Bends in the Mara River
What you need to know:
- The Club has all the amenities you would expect from a luxury hotel and staff as attentive as I have experienced anywhere in the world.
- It’s the private deck that makes the Club stand out – or rather enables you to sit out and experience the magic of the river.
I was reading myself to sleep, when three times the lion roared. Loud. Defiant. Challenging. My wife, Lut, and I were in a tent of the Fairmont Mara Safari Club on the bank of the Mara River, and I had been thinking of the challenge our son, Jan, would be facing in the morning, as he pitted himself against the 50 kilometres of the UltraMARAthon to be run over three of the Mara’s conservancies.
For me, the challenge of doing the 500 steps between our tent and the dining room was challenge enough. But, having seen Jan’s chilly start only 30 minutes beyond dawn, Lut and I would be returning for a sumptuous breakfast at the Fairmont Club. So, to the whooping calls of a hyena, I smiled, warmed my feet on the hot water bottle, and snuggled down to sleep.
The Club has a magnificent position, where the Mara River bends and bends back on itself. At breakfast that first morning, we had a table on a wide terrace beside the river. The early morning clouds were already burning off, but we were shaded from the sun by a spreading fig tree.
There were a couple of hippos enjoying the cool water of the river below us. A grey-headed kingfisher was eyeing the ripples and, somewhere in the distance, an emerald-spotted wood dove was calling.
Inside, the Club has all the amenities you would expect from a luxury hotel – comfortable lounges, a dining room with a variety of well-presented dishes, a well-stocked bar – and staff as attentive as I have experienced anywhere in the world.
You can swim in the garden pool; you can have a massage in your tent. There was a TV discretely placed in a small lounge. So on Sunday evening I was able to sneak there on my own and watch the F1 in Saudi Arabia – the craziest of all this year’s unrelenting contests between Hamilton and Verstappen.
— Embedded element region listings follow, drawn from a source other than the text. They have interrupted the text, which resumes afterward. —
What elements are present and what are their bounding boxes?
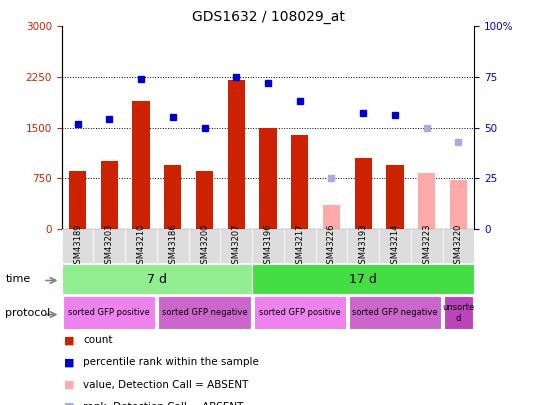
Text: GSM43196: GSM43196 — [264, 223, 272, 269]
Bar — [93, 229, 125, 263]
Text: 17 d: 17 d — [349, 273, 377, 286]
Bar — [63, 296, 155, 329]
Text: rank, Detection Call = ABSENT: rank, Detection Call = ABSENT — [83, 402, 243, 405]
Text: GSM43210: GSM43210 — [137, 223, 145, 269]
Bar — [196, 171, 213, 229]
Text: GSM43193: GSM43193 — [359, 223, 368, 269]
Bar — [291, 135, 309, 229]
Bar — [220, 229, 252, 263]
Text: percentile rank within the sample: percentile rank within the sample — [83, 358, 259, 367]
Bar — [347, 229, 379, 263]
Bar — [252, 229, 284, 263]
Bar — [69, 171, 86, 229]
Bar — [349, 296, 441, 329]
Text: GSM43217: GSM43217 — [295, 223, 304, 269]
Text: ■: ■ — [64, 335, 75, 345]
Text: GSM43186: GSM43186 — [168, 223, 177, 269]
Text: GSM43203: GSM43203 — [105, 223, 114, 269]
Bar — [444, 296, 473, 329]
Bar — [284, 229, 316, 263]
Text: GDS1632 / 108029_at: GDS1632 / 108029_at — [191, 10, 345, 24]
Text: GSM43207: GSM43207 — [232, 223, 241, 269]
Bar — [227, 80, 245, 229]
Text: sorted GFP negative: sorted GFP negative — [162, 308, 247, 318]
Bar — [354, 158, 372, 229]
Text: GSM43214: GSM43214 — [391, 223, 399, 269]
Text: value, Detection Call = ABSENT: value, Detection Call = ABSENT — [83, 380, 249, 390]
Bar — [125, 229, 157, 263]
Text: ■: ■ — [64, 358, 75, 367]
Bar — [443, 229, 474, 263]
Bar — [316, 229, 347, 263]
Bar — [189, 229, 220, 263]
Bar — [379, 229, 411, 263]
Bar — [132, 100, 150, 229]
Bar — [62, 264, 252, 294]
Text: unsorte
d: unsorte d — [442, 303, 474, 322]
Text: GSM43226: GSM43226 — [327, 223, 336, 269]
Text: time: time — [5, 274, 31, 284]
Bar — [252, 264, 474, 294]
Bar — [62, 229, 93, 263]
Bar — [386, 165, 404, 229]
Bar — [159, 296, 250, 329]
Bar — [450, 180, 467, 229]
Text: GSM43189: GSM43189 — [73, 223, 82, 269]
Bar — [411, 229, 443, 263]
Text: sorted GFP positive: sorted GFP positive — [259, 308, 340, 318]
Bar — [101, 161, 118, 229]
Text: GSM43220: GSM43220 — [454, 223, 463, 269]
Text: sorted GFP positive: sorted GFP positive — [69, 308, 150, 318]
Text: sorted GFP negative: sorted GFP negative — [352, 308, 438, 318]
Bar — [254, 296, 346, 329]
Bar — [323, 205, 340, 229]
Text: GSM43223: GSM43223 — [422, 223, 431, 269]
Text: 7 d: 7 d — [147, 273, 167, 286]
Text: protocol: protocol — [5, 308, 50, 318]
Text: ■: ■ — [64, 380, 75, 390]
Text: ■: ■ — [64, 402, 75, 405]
Bar — [418, 173, 435, 229]
Bar — [164, 165, 182, 229]
Text: count: count — [83, 335, 113, 345]
Bar — [157, 229, 189, 263]
Bar — [259, 128, 277, 229]
Text: GSM43200: GSM43200 — [200, 223, 209, 269]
Viewing deck on the river bank
Some years ago, I wrote an article expressing my disappointment at what Fairmont had done to the Norfolk Hotel in Nairobi. The interior décor was splendid, but the Delamere Terrace was no longer open to the street. Like the Stanley Hotel’s Thorn Tree pavement café, the Norfolk’s Terrace used to be a favourite meeting place for people of the city as well as for tourists. But then the Westgate bombing happened. It was no longer possible for the big hotels to have such an easy interface with the city.
However, Fairmont has found a way with its Mara Safari Club to have a better interface with its surrounding wildlife than any other largish lodge or camp has in the Mara or in any of Kenya’s game reserves or conservancies.
The key feature is the viewing deck on the river bank that every one of the tents has. The tents are fairly standard for luxury safari camps. They have electricity for the lights; they have hot water for the basins and showers.
But it is the private deck that makes them stand out – or, rather enables you to sit out and experience the magic of the river, with its hippo and crocodile residents and its amazing variety of birds. As one guest wrote in, ‘I have never been so connected to nature.’
The Club is in the Ol Choro Conservancy of the Masai Mara. We drove across it and the two other north-eastern conservancies a few times. All the plains games are there – herds of zebra, wildebeest and gazelles. There are elephants and giraffes; there are lions and leopards. There are no herds of minibuses.
Oh, yes, Jan did finish all the 50 kilometres. To paraphrase Sam Mussabini, the athletics coach in the film, Chariots of Fire: ‘It wasn’t the prettiest run I have ever seen, but it was certainly the bravest.’